Антракт был испорчен. Снова стало скучно.
Пора, отчеканил он кому-то, но никто не слышал. Виктор начал отступление во вне. Леня, удаляясь вместе с эшафотом, внутри огромного, сплотившегося человечества, держал трафарет с надписью «Донецк», гордо расправив усы.
– Ты куда усы дел? – вместо ответа вопросил Виктор.
– Сбрил, – провел по губам Леня. – Мешают.
Раньше не мешали, подумал Виктор.
– А раньше?
– Да ладно, – неопределенно парировал в воздух Леонид.
– Что – Сергей? Работает?
– Нет. Уволился по сокращению.
– И чем занимается? – продолжил Виктор.
– Служит, – сразу коротко срезал Леонид.
Виктор предполагал, хотя и не желал такого ответа, потому что могла возникнуть необходимость прокомментировать, ахнуть и охнуть, восторженно-удивленно вздернуть вверх брови, сконструировать некоторое односложное созвучие, обозначая свое отношение, но возможно, он просто не хотел, и внутри булькнуло и встрепенулось нечто. Не удержался.
– Так он же избегал. И в универе военки у них не было.
– Теперь хочет.
– Убивать? Или умирать?
И зачем сказал?
Леонид мощно затянулся сигаретой, обнажая пепельный стержень.
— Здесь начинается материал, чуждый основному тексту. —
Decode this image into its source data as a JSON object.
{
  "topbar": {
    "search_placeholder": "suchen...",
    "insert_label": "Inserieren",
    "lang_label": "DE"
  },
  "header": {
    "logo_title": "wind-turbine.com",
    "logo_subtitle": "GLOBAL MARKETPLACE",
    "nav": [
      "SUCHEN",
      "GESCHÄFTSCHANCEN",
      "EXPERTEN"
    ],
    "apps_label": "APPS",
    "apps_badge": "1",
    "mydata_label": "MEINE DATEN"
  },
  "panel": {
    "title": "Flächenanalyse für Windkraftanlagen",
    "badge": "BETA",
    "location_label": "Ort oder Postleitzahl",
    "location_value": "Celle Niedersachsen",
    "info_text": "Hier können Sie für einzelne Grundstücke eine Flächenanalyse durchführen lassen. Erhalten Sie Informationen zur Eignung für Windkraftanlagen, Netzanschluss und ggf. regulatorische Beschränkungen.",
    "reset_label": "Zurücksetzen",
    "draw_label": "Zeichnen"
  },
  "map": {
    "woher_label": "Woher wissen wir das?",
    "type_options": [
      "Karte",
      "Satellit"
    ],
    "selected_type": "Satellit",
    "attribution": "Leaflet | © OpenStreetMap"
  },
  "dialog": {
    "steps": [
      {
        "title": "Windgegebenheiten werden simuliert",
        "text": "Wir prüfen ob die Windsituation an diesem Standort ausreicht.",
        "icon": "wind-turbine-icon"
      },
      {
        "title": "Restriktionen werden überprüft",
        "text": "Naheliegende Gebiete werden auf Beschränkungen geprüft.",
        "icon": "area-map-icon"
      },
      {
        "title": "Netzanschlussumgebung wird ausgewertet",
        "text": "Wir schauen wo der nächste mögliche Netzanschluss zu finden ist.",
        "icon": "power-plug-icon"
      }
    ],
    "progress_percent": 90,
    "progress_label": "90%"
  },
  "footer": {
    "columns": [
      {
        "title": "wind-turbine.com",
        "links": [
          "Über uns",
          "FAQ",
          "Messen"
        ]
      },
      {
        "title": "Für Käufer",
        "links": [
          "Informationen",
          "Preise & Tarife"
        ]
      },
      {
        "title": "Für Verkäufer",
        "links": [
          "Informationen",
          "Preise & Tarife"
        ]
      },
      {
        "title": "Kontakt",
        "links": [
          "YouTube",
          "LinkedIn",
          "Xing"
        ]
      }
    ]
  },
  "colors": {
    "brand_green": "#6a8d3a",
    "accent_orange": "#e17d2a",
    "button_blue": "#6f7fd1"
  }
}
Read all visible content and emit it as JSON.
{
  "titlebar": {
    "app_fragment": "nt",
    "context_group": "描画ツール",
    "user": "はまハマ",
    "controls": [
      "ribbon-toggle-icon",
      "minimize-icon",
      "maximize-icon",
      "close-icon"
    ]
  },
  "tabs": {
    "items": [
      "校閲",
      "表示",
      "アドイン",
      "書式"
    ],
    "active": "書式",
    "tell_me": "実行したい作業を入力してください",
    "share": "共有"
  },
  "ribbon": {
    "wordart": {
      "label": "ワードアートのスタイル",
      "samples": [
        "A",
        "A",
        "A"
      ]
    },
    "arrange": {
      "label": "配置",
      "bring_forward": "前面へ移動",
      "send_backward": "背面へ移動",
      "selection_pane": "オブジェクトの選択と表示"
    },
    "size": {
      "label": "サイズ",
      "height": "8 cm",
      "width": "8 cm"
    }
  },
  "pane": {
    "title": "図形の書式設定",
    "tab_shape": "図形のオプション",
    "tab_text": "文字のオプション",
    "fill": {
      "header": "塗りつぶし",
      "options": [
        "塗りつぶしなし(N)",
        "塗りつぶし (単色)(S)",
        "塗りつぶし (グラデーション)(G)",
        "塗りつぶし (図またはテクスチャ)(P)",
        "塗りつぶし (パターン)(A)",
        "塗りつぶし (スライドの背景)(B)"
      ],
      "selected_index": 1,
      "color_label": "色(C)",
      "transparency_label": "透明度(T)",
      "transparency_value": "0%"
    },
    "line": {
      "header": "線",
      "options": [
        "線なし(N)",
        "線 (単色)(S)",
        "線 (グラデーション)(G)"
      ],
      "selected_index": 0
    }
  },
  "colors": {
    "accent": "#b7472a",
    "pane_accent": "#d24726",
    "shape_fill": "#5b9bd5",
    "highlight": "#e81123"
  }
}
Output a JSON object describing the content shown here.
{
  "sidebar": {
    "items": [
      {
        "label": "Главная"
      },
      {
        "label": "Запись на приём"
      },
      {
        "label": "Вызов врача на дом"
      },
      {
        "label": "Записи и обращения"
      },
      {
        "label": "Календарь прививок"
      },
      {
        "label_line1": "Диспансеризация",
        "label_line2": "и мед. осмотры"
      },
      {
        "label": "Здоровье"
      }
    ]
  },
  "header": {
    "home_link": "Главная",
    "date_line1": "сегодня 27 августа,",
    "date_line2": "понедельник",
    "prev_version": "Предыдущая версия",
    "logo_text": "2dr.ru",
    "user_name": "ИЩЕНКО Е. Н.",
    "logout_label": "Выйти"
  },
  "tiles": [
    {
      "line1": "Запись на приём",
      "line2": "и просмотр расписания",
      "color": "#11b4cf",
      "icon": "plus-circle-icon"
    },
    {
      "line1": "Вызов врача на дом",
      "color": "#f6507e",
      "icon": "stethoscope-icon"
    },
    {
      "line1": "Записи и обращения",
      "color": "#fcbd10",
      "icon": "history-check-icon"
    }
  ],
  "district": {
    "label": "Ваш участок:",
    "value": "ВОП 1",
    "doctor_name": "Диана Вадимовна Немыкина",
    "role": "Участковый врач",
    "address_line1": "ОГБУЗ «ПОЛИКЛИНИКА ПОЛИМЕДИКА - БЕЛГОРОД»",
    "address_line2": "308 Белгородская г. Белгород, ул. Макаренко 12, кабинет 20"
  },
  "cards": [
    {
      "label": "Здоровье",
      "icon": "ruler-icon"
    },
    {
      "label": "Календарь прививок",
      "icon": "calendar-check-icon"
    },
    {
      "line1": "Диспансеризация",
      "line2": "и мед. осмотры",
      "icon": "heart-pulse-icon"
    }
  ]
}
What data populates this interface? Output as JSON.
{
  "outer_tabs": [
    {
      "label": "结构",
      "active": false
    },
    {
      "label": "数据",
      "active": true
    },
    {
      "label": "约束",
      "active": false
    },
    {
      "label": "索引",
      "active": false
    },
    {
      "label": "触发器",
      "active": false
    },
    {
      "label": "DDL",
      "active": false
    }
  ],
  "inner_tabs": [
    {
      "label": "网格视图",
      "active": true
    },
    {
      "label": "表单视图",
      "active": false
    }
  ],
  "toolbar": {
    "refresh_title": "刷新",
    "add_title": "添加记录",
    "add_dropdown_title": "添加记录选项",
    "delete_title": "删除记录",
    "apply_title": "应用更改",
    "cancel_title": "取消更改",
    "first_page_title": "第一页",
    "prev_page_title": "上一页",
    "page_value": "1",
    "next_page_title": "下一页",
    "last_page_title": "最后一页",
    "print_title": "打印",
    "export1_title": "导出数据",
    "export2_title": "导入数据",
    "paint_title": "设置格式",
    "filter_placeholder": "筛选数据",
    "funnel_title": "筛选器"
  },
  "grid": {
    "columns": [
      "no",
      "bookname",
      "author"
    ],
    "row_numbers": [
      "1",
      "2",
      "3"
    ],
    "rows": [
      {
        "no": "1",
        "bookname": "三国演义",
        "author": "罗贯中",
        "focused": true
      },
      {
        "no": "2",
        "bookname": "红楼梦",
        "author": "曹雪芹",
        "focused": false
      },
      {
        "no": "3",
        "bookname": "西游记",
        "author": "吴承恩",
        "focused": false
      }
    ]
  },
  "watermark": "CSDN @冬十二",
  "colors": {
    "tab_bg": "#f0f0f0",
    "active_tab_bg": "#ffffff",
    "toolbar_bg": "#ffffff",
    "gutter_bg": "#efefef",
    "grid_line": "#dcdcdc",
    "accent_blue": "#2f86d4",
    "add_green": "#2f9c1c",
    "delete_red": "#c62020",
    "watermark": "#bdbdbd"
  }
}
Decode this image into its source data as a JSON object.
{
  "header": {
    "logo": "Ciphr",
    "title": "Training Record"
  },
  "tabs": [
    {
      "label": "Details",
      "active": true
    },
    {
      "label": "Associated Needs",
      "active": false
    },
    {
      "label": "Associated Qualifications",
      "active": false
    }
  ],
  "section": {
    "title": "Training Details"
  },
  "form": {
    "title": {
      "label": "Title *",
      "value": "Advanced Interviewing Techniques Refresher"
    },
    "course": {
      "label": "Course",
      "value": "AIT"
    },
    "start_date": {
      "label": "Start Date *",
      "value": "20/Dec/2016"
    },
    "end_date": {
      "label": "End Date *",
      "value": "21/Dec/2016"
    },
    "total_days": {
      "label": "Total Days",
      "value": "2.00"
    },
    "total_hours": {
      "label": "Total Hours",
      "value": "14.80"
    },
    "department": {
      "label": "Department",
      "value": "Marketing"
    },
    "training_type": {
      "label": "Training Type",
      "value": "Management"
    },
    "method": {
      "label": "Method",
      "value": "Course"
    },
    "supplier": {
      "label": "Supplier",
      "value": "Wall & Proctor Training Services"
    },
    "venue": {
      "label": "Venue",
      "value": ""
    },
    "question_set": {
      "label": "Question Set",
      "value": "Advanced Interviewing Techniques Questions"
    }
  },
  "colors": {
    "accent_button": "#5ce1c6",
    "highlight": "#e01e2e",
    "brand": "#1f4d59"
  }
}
Боднул головой в грудь, но не достал.
– А ты не работаешь? Не монтируешь свои нетленные сюжеты?
– Нечего монтировать. Студия закрылась.
– Ну ничего. Теперь у нас своё телевидение будет.
– Я вида крови не переношу. Сознание могу потерять. Придется выносить на щитах.
Помолчали. Стало холодно вокруг. Провалилось крещение, крестник провалился в ничто. Стоял рядом человек с именем и усами, которых уже не было, и было почти смешно видеть его без усов, музыкально-пышных, с заворотом за верхнюю губу, и смотрел стеклянными глазами, как с картины плохого рисовальщика по контракту, не сумевшего передать выразительность и характер, не сумевшего передать эмоцию в мгновении.
– Так куда ты все-таки тогда исчез? – настала очередь Леонида.
Но он уже подготовился.
– Так вышло.
Двусмысленно, но правдоподобно, без шаблонных заготовок.
– Шер ше ля фе. Давно не виделся. С тех самых пор, как перестал ездить в командировки.
– Так вот зачем ты согласился. Тебе вырваться надо было. А я-то…
А ты хотел предложить работу у нового антрепренера, но не успел. Теперь будешь играть желваками.
– Но все равно, ты-то в накладе не остался? Своё выхватил? Мою долю опять же. Если там собирались платить…
Ведь не всем заплатили, Петровичу, например…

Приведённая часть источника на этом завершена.